Das wirklich bedrohliche an dieser Videobotschaft ist jedoch, dass sie in deutscher Sprache verfasst wurde. Und von einem jungen Mann vorgetragen wird, der deutscher Staatsbürger, und über innenpolitisches Geschehen bestens informiert ist. Er redet von dämlichen BND-Mitarbeitern, vom fränkischen Mr. Sicherheit, von Eva Hermann im Familienministerium und von Mozarts „Odemeneo.“
Teile des Videos sind mit Sicherheit schon vor mehreren Monaten hergestellt worden. Scheinbar wurde für die Publikation der optimale Zeitpunkt dann aber noch abgewartet, vielleicht auch antizipiert, und dieser bot sich nach dem Selbstmordanschlag auf die deutsche Botschaft in Kabul. Eine akute Terrorgefahr soll für Deutschland simuliert werden.
Der Adressat ist aber nicht nur das deutsche Sicherheitsgefühl, sondern auch die muslimische Bevölkerung. Ihr soll die Tat erklärt und begründet werden, die verwendete Symbolik ist ganz klar auf islamische Rezipienten zugeschnitten. Es ist eine zynische Schmährede über die Verderbtheit westlicher Politik, plakativ und die Wahrheit zurecht stutzend, die Sympathie erheischen soll und die Diskussion über den Terrorismus wieder aktivieren soll.
Die Forderungen nach einem Rückzug der Bundeswehr aus Afghanistan werden auch von deutschen Politikern sofort wieder laut werden, wenn es eigene Opfer zu beklagen gibt. Der Rückzug der spanischen Truppen aus dem Irak nach den Anschlägen in Madrid hat gezeigt, wie punktgenau Al-Qaida die politische Diskussion und Situation, besonders anstehende Wahlen, zu instrumentalisieren weiß.
Das Video selbst hat die Terrorgefahr nicht erhöht, aber es zeigt, das es für diese Propaganda auch Empfänger in Deutschland geben muss. Das ist auch die wichtigste Information, die wir erhalten sollen. Denn ob der Frage, wer mehr zur Deutschen Einheit beigetragen hat, al-Qaida oder Helmut Kohl, wird kaum eine hitzige Diskussion ausbrechen.

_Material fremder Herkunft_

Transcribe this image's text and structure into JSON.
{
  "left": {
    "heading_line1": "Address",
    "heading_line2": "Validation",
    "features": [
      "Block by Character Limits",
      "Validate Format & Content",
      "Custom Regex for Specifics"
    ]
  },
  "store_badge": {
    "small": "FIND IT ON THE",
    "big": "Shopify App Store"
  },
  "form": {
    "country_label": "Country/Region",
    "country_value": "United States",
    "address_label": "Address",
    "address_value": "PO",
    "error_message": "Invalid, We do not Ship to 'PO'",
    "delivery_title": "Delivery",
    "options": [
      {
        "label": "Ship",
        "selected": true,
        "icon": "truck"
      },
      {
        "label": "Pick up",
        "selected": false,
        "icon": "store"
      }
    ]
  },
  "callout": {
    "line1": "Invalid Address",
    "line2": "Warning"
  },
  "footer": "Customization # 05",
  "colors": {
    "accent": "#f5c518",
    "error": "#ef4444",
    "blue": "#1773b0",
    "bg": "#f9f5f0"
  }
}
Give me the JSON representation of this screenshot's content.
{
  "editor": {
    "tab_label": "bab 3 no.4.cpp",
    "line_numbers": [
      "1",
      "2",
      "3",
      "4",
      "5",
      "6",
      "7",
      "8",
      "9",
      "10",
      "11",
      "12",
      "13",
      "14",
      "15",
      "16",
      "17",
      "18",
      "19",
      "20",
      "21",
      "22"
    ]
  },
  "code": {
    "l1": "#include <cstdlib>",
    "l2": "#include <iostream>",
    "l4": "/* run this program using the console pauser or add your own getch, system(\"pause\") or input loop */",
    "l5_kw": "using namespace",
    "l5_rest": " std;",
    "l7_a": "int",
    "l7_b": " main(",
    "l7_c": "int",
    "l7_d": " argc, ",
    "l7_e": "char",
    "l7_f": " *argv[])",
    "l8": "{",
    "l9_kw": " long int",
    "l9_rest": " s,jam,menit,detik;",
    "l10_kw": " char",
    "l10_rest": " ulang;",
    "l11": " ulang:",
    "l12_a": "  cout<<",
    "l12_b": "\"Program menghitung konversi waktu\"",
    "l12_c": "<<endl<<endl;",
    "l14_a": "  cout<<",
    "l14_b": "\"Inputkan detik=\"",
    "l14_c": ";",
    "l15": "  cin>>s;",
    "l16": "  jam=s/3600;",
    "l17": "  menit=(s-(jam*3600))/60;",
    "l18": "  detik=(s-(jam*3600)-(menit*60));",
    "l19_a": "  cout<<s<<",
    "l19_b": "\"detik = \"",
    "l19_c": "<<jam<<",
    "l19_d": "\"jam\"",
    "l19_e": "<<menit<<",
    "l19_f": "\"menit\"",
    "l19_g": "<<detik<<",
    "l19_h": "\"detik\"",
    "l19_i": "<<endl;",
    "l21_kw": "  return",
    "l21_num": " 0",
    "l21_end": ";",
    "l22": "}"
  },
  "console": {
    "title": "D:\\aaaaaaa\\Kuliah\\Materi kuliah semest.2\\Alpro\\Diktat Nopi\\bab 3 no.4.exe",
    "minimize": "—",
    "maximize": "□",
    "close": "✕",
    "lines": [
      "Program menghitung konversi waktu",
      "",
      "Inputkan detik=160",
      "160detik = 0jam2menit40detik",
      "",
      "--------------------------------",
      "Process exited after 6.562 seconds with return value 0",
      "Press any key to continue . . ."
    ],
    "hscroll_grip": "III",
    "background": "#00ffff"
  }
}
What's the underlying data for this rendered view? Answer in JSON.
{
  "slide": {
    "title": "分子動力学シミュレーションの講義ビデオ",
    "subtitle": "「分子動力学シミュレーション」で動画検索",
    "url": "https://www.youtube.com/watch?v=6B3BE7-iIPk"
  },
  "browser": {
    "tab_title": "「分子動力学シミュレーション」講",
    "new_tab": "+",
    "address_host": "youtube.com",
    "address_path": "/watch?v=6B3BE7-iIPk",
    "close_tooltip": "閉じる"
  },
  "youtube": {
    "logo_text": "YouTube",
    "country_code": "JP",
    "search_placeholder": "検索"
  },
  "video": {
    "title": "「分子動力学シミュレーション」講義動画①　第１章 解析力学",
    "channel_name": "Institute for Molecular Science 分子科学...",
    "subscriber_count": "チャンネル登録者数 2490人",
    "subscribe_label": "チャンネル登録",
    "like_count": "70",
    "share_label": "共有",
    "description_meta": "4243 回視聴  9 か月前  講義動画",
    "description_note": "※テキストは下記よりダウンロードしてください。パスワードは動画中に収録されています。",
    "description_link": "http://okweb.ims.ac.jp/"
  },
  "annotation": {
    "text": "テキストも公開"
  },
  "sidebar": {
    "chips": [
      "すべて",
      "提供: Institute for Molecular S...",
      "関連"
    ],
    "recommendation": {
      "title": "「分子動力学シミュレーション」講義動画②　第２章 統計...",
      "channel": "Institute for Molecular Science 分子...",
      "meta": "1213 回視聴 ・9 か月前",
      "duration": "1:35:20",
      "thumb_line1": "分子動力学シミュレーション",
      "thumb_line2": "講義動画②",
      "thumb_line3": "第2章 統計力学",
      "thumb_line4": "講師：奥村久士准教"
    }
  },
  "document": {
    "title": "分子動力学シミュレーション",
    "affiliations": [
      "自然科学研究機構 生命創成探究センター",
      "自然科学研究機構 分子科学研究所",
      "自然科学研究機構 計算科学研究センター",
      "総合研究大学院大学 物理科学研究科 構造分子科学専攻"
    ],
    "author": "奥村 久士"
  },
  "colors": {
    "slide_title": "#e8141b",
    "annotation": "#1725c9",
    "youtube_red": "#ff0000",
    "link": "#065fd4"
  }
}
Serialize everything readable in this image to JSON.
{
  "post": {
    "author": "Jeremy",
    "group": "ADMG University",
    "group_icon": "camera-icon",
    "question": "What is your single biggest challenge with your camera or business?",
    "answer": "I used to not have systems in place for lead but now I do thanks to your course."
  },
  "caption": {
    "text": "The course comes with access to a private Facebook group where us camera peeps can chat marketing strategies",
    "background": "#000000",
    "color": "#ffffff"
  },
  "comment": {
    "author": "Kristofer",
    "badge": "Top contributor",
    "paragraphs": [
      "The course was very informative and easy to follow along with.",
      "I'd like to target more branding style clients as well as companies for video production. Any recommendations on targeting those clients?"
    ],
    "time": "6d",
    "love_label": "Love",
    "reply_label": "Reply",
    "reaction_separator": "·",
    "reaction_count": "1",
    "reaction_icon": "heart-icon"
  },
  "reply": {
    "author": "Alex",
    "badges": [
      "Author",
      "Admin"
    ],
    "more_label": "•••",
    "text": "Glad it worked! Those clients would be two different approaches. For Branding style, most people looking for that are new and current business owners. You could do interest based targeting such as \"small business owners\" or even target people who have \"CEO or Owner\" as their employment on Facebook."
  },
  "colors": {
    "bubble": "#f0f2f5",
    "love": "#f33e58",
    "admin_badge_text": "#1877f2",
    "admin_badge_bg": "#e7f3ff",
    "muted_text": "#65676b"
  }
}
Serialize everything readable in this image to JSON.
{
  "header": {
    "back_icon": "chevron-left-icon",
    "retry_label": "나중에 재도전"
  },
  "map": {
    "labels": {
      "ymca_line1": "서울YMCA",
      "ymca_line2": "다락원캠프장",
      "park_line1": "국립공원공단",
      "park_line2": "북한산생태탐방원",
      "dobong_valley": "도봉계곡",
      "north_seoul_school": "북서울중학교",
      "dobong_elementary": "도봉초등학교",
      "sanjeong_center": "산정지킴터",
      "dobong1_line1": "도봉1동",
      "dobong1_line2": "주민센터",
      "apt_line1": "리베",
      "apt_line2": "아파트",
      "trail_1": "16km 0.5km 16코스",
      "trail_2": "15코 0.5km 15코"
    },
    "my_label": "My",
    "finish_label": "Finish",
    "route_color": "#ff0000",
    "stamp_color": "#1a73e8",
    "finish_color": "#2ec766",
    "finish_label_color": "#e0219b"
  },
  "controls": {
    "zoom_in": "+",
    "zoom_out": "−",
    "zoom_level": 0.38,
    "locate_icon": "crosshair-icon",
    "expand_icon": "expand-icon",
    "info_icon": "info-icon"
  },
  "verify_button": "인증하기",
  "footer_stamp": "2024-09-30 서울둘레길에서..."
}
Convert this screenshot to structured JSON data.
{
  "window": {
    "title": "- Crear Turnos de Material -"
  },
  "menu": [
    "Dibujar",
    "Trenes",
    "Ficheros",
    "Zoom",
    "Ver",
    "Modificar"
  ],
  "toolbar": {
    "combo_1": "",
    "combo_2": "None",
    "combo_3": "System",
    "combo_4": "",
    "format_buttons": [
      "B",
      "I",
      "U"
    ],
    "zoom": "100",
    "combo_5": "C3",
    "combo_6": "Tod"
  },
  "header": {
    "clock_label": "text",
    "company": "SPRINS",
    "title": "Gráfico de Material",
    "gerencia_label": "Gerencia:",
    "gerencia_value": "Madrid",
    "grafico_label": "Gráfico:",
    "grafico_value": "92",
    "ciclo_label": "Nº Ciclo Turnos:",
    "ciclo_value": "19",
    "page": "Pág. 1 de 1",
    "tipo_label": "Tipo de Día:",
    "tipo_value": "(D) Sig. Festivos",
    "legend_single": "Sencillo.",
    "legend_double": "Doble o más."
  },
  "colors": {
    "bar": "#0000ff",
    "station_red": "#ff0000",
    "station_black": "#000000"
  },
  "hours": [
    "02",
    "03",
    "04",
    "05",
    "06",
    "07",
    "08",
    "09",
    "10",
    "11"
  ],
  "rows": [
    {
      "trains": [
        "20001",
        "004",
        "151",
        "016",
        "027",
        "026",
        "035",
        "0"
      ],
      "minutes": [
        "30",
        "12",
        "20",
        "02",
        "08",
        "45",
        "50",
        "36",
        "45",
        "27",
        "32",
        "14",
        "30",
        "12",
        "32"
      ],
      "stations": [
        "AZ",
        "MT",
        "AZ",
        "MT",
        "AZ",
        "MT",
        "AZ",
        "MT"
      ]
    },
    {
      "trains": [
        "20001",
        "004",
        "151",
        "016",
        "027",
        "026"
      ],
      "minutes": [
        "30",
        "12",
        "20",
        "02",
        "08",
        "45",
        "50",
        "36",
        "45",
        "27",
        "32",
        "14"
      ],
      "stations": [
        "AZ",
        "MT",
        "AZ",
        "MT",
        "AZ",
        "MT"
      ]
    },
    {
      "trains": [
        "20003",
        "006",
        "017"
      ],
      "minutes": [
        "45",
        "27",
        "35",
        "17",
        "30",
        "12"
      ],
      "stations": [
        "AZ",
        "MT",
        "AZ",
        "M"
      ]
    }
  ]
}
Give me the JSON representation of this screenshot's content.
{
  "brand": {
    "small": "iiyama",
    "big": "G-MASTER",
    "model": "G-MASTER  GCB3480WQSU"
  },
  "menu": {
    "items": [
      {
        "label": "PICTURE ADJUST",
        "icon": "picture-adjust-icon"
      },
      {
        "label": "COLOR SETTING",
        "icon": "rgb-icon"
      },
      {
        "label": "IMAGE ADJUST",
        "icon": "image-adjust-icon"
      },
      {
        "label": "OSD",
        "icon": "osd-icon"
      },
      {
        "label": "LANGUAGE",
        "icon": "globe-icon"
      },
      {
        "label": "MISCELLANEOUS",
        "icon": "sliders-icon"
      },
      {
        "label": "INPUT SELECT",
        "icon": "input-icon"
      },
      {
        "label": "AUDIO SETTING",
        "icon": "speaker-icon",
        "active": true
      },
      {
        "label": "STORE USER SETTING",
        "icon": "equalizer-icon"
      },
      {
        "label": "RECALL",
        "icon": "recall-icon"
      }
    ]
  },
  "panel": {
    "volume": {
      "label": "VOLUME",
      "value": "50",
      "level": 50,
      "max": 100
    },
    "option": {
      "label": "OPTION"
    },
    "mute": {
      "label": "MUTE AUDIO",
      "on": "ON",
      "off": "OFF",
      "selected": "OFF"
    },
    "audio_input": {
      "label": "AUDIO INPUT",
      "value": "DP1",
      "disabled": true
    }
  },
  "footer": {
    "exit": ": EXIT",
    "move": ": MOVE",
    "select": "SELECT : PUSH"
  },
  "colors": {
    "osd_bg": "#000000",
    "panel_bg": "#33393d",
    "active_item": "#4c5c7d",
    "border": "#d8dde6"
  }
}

Deutschland rückt wieder mehr in den Fokus, die Truppen sollen aus dem Afghanistan der erstarkenden Taliban verschwinden. Dies untermauert auch die Tatsache, dass Bin Laden in seiner letzten Botschaft auf ein Zitat von Peer Steinbrück Bezug nahm. Wichtig ist jetzt, die versteckten Botschaften des Videos zu entschlüsseln und es nicht einfach als lächerlich zu kennzeichnen und dann heimlich panisch zu werden.
Somit hat die Landtagswahl in Hessen wenigstens eine einzige gute Sache bewirkt: sie hat die Drohung des deutschen Islamisten medial abgedämpft.